It sure feels risky when you put on an opposite-sided traded after an equity moves way into overextended territory. In all reality the prices that people feel are running like a freight train in one direction statistically carry awful odds of being maintained without correction. When you have a confluences of chart patterns, diverging momentum, diverging moneyflow, and historical resistance levels these are actually the safest times to enter an opposite trade but it never “feels” that way.

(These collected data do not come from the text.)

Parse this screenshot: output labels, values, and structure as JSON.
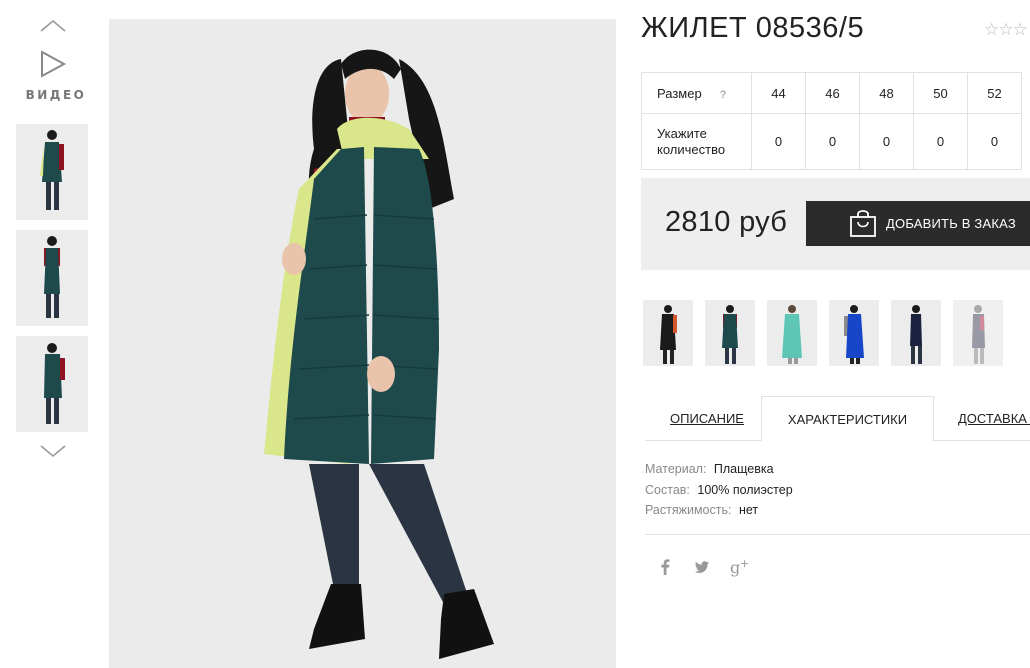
{
  "gallery": {
    "video_label": "ВИДЕО"
  },
  "product": {
    "title": "ЖИЛЕТ 08536/5",
    "rating_stars": "☆☆☆"
  },
  "size_table": {
    "size_label": "Размер",
    "help_icon_text": "?",
    "sizes": [
      "44",
      "46",
      "48",
      "50",
      "52"
    ],
    "quantity_label": "Укажите количество",
    "quantities": [
      "0",
      "0",
      "0",
      "0",
      "0"
    ]
  },
  "purchase": {
    "price": "2810 руб",
    "add_button": "ДОБАВИТЬ В ЗАКАЗ"
  },
  "tabs": [
    {
      "label": "ОПИСАНИЕ",
      "active": false
    },
    {
      "label": "ХАРАКТЕРИСТИКИ",
      "active": true
    },
    {
      "label": "ДОСТАВКА И",
      "active": false
    }
  ],
  "characteristics": [
    {
      "key": "Материал:",
      "value": "Плащевка"
    },
    {
      "key": "Состав:",
      "value": "100% полиэстер"
    },
    {
      "key": "Растяжимость:",
      "value": "нет"
    }
  ],
  "social": [
    {
      "name": "facebook",
      "glyph": "f"
    },
    {
      "name": "twitter",
      "glyph": "t"
    },
    {
      "name": "google-plus",
      "glyph": "g+"
    }
  ],
  "colors": {
    "vest_green": "#1f4a4c",
    "lining_lime": "#d9e68a",
    "sweater_red": "#8e1320",
    "jeans_dark": "#2a3442",
    "button_dark": "#2b2b2b",
    "price_bg": "#eeeeee"
  }
}
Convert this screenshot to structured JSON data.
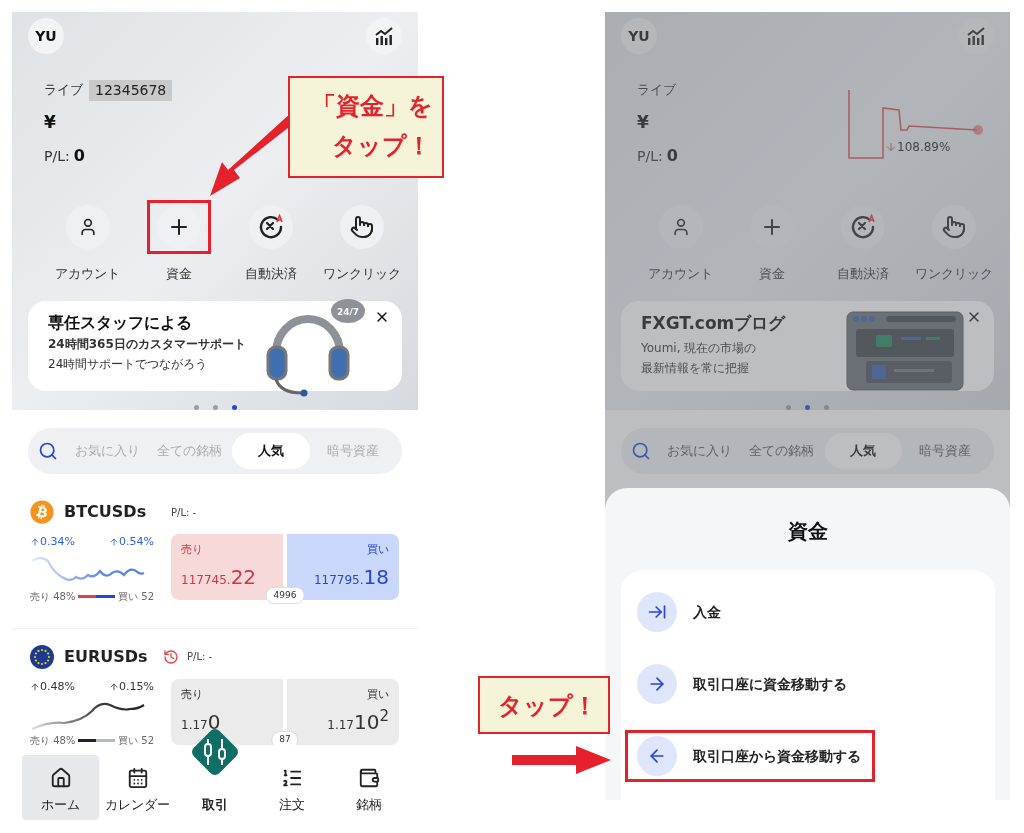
{
  "screens": [
    {
      "dimmed": false,
      "avatar": "YU",
      "account_label": "ライブ",
      "account_number": "12345678",
      "currency": "¥",
      "pl_label": "P/L:",
      "pl_value": "0",
      "actions": [
        {
          "kind": "account",
          "label": "アカウント",
          "highlighted": false
        },
        {
          "kind": "funds",
          "label": "資金",
          "highlighted": true
        },
        {
          "kind": "auto",
          "label": "自動決済",
          "highlighted": false
        },
        {
          "kind": "oneclick",
          "label": "ワンクリック",
          "highlighted": false
        }
      ],
      "banner": {
        "kind": "support",
        "title": "専任スタッフによる",
        "lines": [
          "24時間365日のカスタマーサポート",
          "24時間サポートでつながろう"
        ],
        "badge": "24/7"
      },
      "pager": [
        {
          "selected": false
        },
        {
          "selected": false
        },
        {
          "selected": true
        }
      ],
      "tabs": [
        {
          "label": "お気に入り",
          "selected": false
        },
        {
          "label": "全ての銘柄",
          "selected": false
        },
        {
          "label": "人気",
          "selected": true
        },
        {
          "label": "暗号資産",
          "selected": false
        }
      ],
      "instruments": [
        {
          "kind": "btc",
          "name": "BTCUSDs",
          "pl": "P/L: -",
          "history": false,
          "market_open": true,
          "change_1": "0.34%",
          "change_2": "0.54%",
          "sell_ratio": "売り 48%",
          "buy_ratio": "買い 52",
          "level": 0.48,
          "sell_label": "売り",
          "sell_small": "117745.",
          "sell_large": "22",
          "buy_label": "買い",
          "buy_small": "117795.",
          "buy_large": "18",
          "spread": "4996"
        },
        {
          "kind": "eur",
          "name": "EURUSDs",
          "pl": "P/L: -",
          "history": true,
          "market_open": false,
          "change_1": "0.48%",
          "change_2": "0.15%",
          "sell_ratio": "売り 48%",
          "buy_ratio": "買い 52",
          "level": 0.48,
          "sell_label": "売り",
          "sell_small": "1.17",
          "sell_large": "0",
          "buy_label": "買い",
          "buy_small": "1.17",
          "buy_large": "10$^{2}$",
          "spread": "87"
        }
      ],
      "nav": [
        {
          "kind": "home",
          "label": "ホーム",
          "selected": true
        },
        {
          "kind": "calendar",
          "label": "カレンダー",
          "selected": false
        },
        {
          "kind": "trade",
          "label": "取引",
          "selected": false
        },
        {
          "kind": "orders",
          "label": "注文",
          "selected": false
        },
        {
          "kind": "wallet",
          "label": "銘柄",
          "selected": false
        }
      ]
    },
    {
      "dimmed": true,
      "avatar": "YU",
      "account_label": "ライブ",
      "currency": "¥",
      "pl_label": "P/L:",
      "pl_value": "0",
      "equity_change": "108.89%",
      "actions": [
        {
          "kind": "account",
          "label": "アカウント",
          "highlighted": false
        },
        {
          "kind": "funds",
          "label": "資金",
          "highlighted": false
        },
        {
          "kind": "auto",
          "label": "自動決済",
          "highlighted": false
        },
        {
          "kind": "oneclick",
          "label": "ワンクリック",
          "highlighted": false
        }
      ],
      "banner": {
        "kind": "blog",
        "title": "FXGT.comブログ",
        "lines": [
          "Youmi, 現在の市場の",
          "最新情報を常に把握"
        ]
      },
      "pager": [
        {
          "selected": false
        },
        {
          "selected": true
        },
        {
          "selected": false
        }
      ],
      "tabs": [
        {
          "label": "お気に入り",
          "selected": false
        },
        {
          "label": "全ての銘柄",
          "selected": false
        },
        {
          "label": "人気",
          "selected": true
        },
        {
          "label": "暗号資産",
          "selected": false
        }
      ],
      "sheet": {
        "title": "資金",
        "items": [
          {
            "kind": "deposit",
            "label": "入金",
            "highlighted": false
          },
          {
            "kind": "to_trading",
            "label": "取引口座に資金移動する",
            "highlighted": false
          },
          {
            "kind": "from_trading",
            "label": "取引口座から資金移動する",
            "highlighted": true
          }
        ]
      }
    }
  ],
  "annotations": [
    {
      "kind": "funds_callout",
      "lines": [
        "「資金」を",
        "タップ！"
      ]
    },
    {
      "kind": "sheet_callout",
      "lines": [
        "タップ！"
      ]
    }
  ]
}
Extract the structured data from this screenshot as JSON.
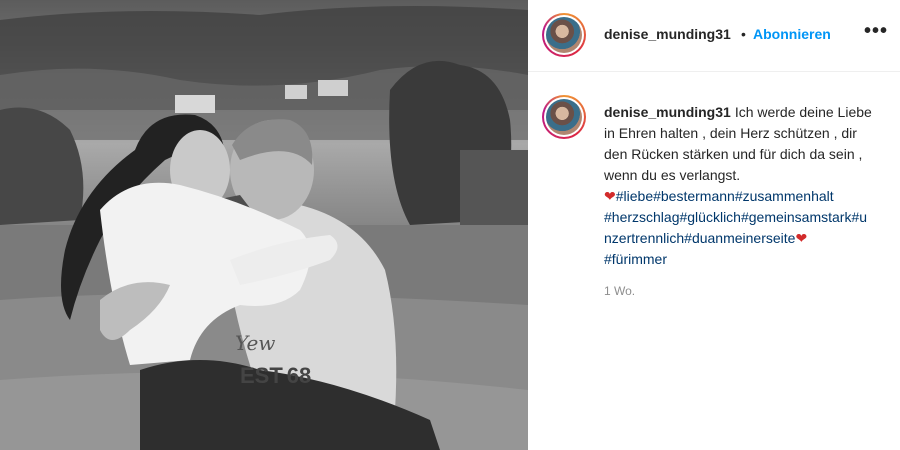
{
  "post": {
    "username": "denise_munding31",
    "separator": "•",
    "follow_label": "Abonnieren",
    "more_label": "•••",
    "caption_text": "Ich werde deine Liebe in Ehren halten , dein Herz schützen , dir den Rücken stärken und für dich da sein , wenn du es verlangst.",
    "heart_emoji": "❤",
    "hashtags_line1": "#liebe#bestermann#zusammenhalt",
    "hashtags_line2": "#herzschlag#glücklich#gemeinsamstark#unzertrennlich#duanmeinerseite",
    "hashtags_line3": "#fürimmer",
    "timestamp": "1 Wo.",
    "shirt_number": "68",
    "shirt_text": "EST"
  },
  "colors": {
    "accent": "#0095f6",
    "hashtag": "#00376b",
    "heart": "#d22b2b",
    "muted": "#8e8e8e"
  },
  "icons": {
    "more": "more-options-icon",
    "avatar": "profile-avatar"
  }
}
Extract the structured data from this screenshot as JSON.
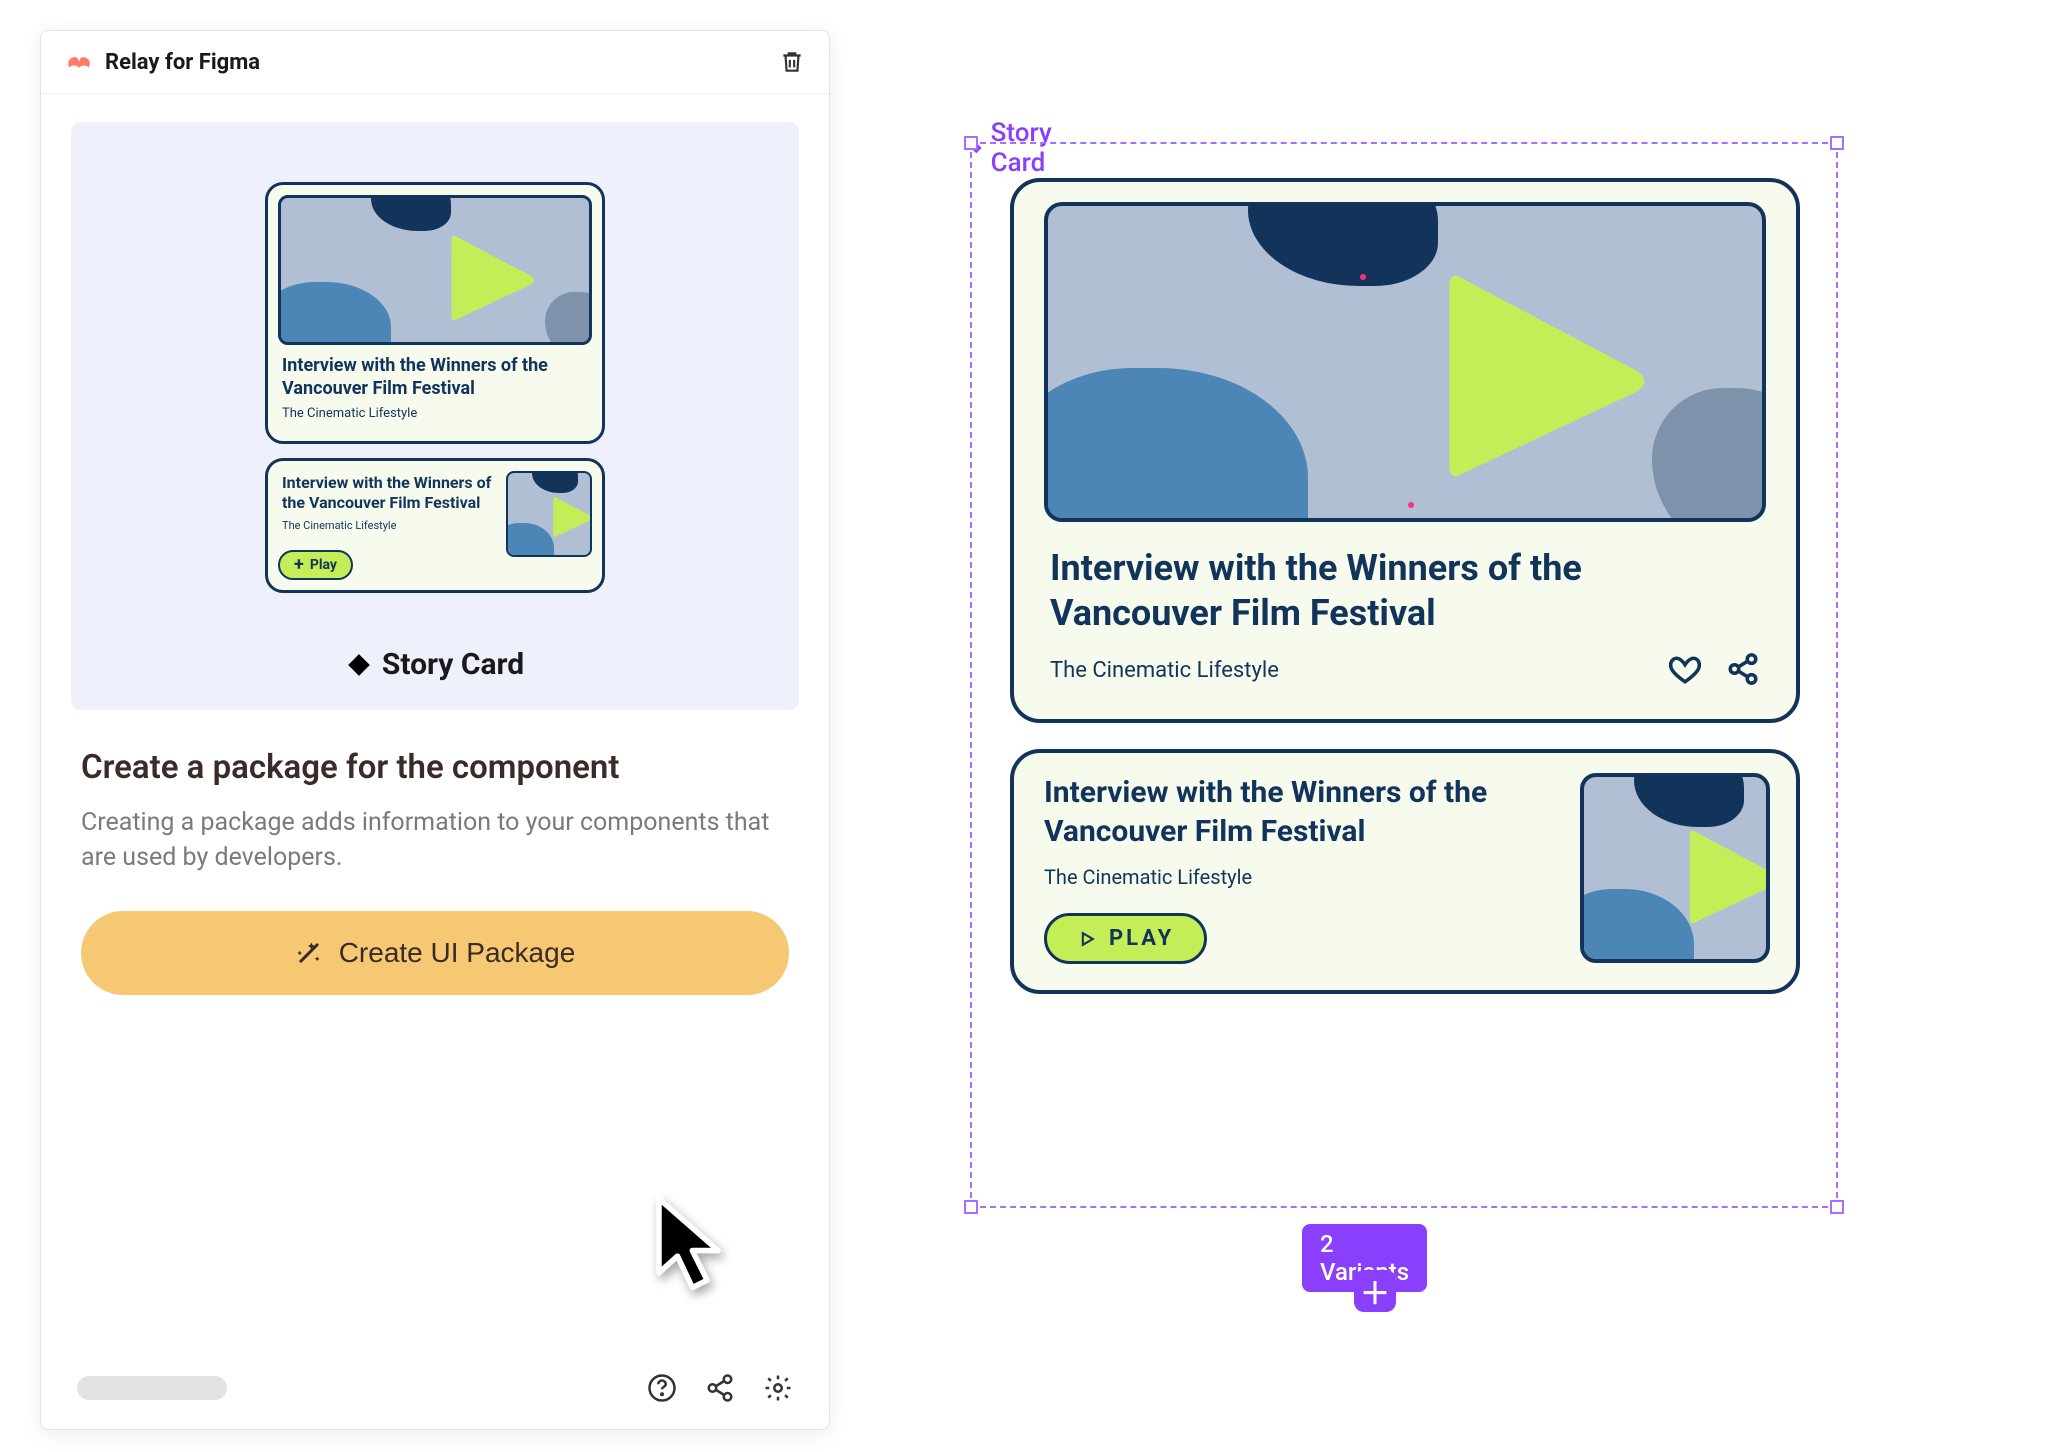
{
  "panel": {
    "title": "Relay for Figma",
    "component_name": "Story Card",
    "desc_title": "Create a package for the component",
    "desc_text": "Creating a package adds information to your components that are used by developers.",
    "create_button": "Create UI Package"
  },
  "preview": {
    "card_title": "Interview with the Winners of the Vancouver Film Festival",
    "card_subtitle": "The Cinematic Lifestyle",
    "play_label": "Play"
  },
  "canvas": {
    "label": "Story Card",
    "variants_badge": "2 Variants",
    "card_title": "Interview with the Winners of the Vancouver Film Festival",
    "card_subtitle": "The Cinematic Lifestyle",
    "play_label": "PLAY"
  },
  "colors": {
    "accent": "#c4ee57",
    "brand_dark": "#13345a",
    "figma_purple": "#8a3ffc",
    "warm_button": "#f7c873"
  }
}
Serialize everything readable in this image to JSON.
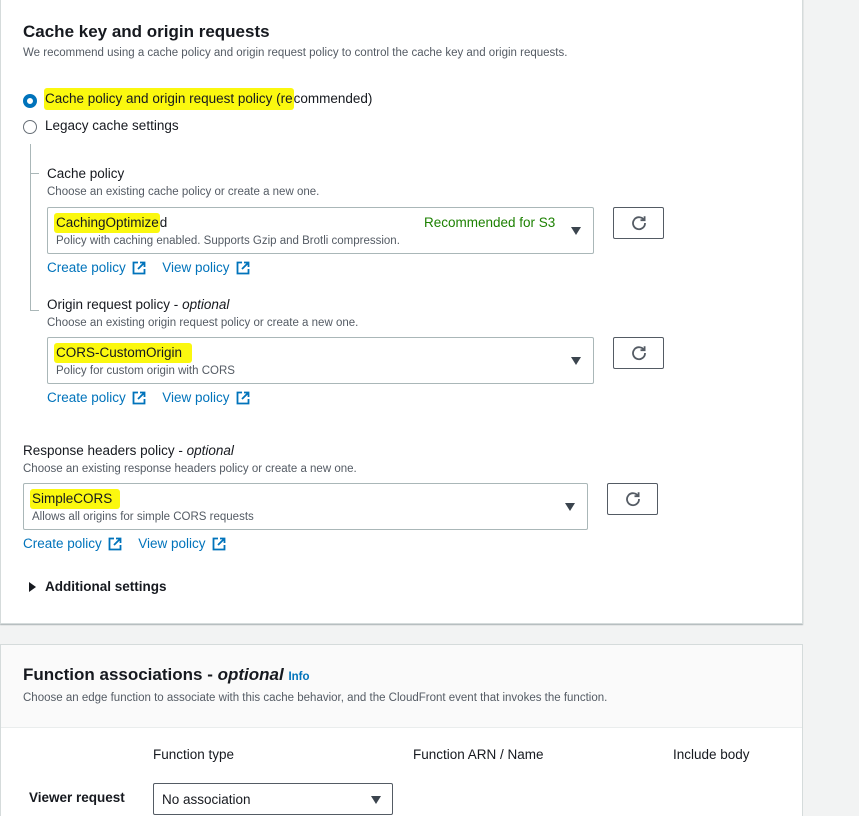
{
  "cache_section": {
    "title": "Cache key and origin requests",
    "description": "We recommend using a cache policy and origin request policy to control the cache key and origin requests.",
    "radio_options": [
      {
        "label_highlighted": "Cache policy and origin request policy (re",
        "label_rest": "commended)",
        "selected": true
      },
      {
        "label": "Legacy cache settings",
        "selected": false
      }
    ]
  },
  "cache_policy": {
    "label": "Cache policy",
    "description": "Choose an existing cache policy or create a new one.",
    "selected_highlighted": "CachingOptimize",
    "selected_rest": "d",
    "badge": "Recommended for S3",
    "sub": "Policy with caching enabled. Supports Gzip and Brotli compression.",
    "create_link": "Create policy",
    "view_link": "View policy"
  },
  "origin_request_policy": {
    "label": "Origin request policy - ",
    "label_optional": "optional",
    "description": "Choose an existing origin request policy or create a new one.",
    "selected": "CORS-CustomOrigin",
    "sub": "Policy for custom origin with CORS",
    "create_link": "Create policy",
    "view_link": "View policy"
  },
  "response_headers_policy": {
    "label": "Response headers policy - ",
    "label_optional": "optional",
    "description": "Choose an existing response headers policy or create a new one.",
    "selected": "SimpleCORS",
    "sub": "Allows all origins for simple CORS requests",
    "create_link": "Create policy",
    "view_link": "View policy"
  },
  "additional_settings": "Additional settings",
  "function_associations": {
    "title": "Function associations - ",
    "title_optional": "optional",
    "info": "Info",
    "description": "Choose an edge function to associate with this cache behavior, and the CloudFront event that invokes the function.",
    "columns": [
      "Function type",
      "Function ARN / Name",
      "Include body"
    ],
    "rows": [
      {
        "label": "Viewer request",
        "value": "No association"
      }
    ]
  },
  "colors": {
    "link": "#0073bb",
    "highlight": "#fbf80f",
    "recommended": "#1d8102",
    "radio_selected": "#0073bb"
  }
}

It seems like a long time ago now but back at the end of May I was pushing hard to encourage buying the dip to anything in the $22s GDX because we were pulling back to supportive MAs (for the first time after an impulsive move) and S/R levels with really solid moneyflow….it was clear people were buying the pullback. But I don’t think I heard anyone else on this forum agree with me. Even the most bullish of you said we haven’t consolidated long enough and even one of you (who will remain unnamed) said the evening before the swing low that he was selling on any further weakness the next morning because he was unwilling give up hard earned gains since Jan-Feb. Yep, the next day was the swing low. Emotionally we end up selling into weakness when we cant take the pain any longer. Others of you were selling partial positions within days of this swing low while I was loading up. Now I sell into strength the day after Brexit, have scaled into short positions and have become the resident idiot 😉 Consider this chart and think about which entries and exits are truly this riskiest, setting your emotions aside.

GDX

and here’s a GDXJ-based illustration of the type of correction that I think could be in play. Not a trend changer whatsoever but who wants to give up those kinds of gains???? Also, do you guys remember how many folks back in January 2015 swore that the bottom was in????? Turns out they weren’t even close….it was a corrective move.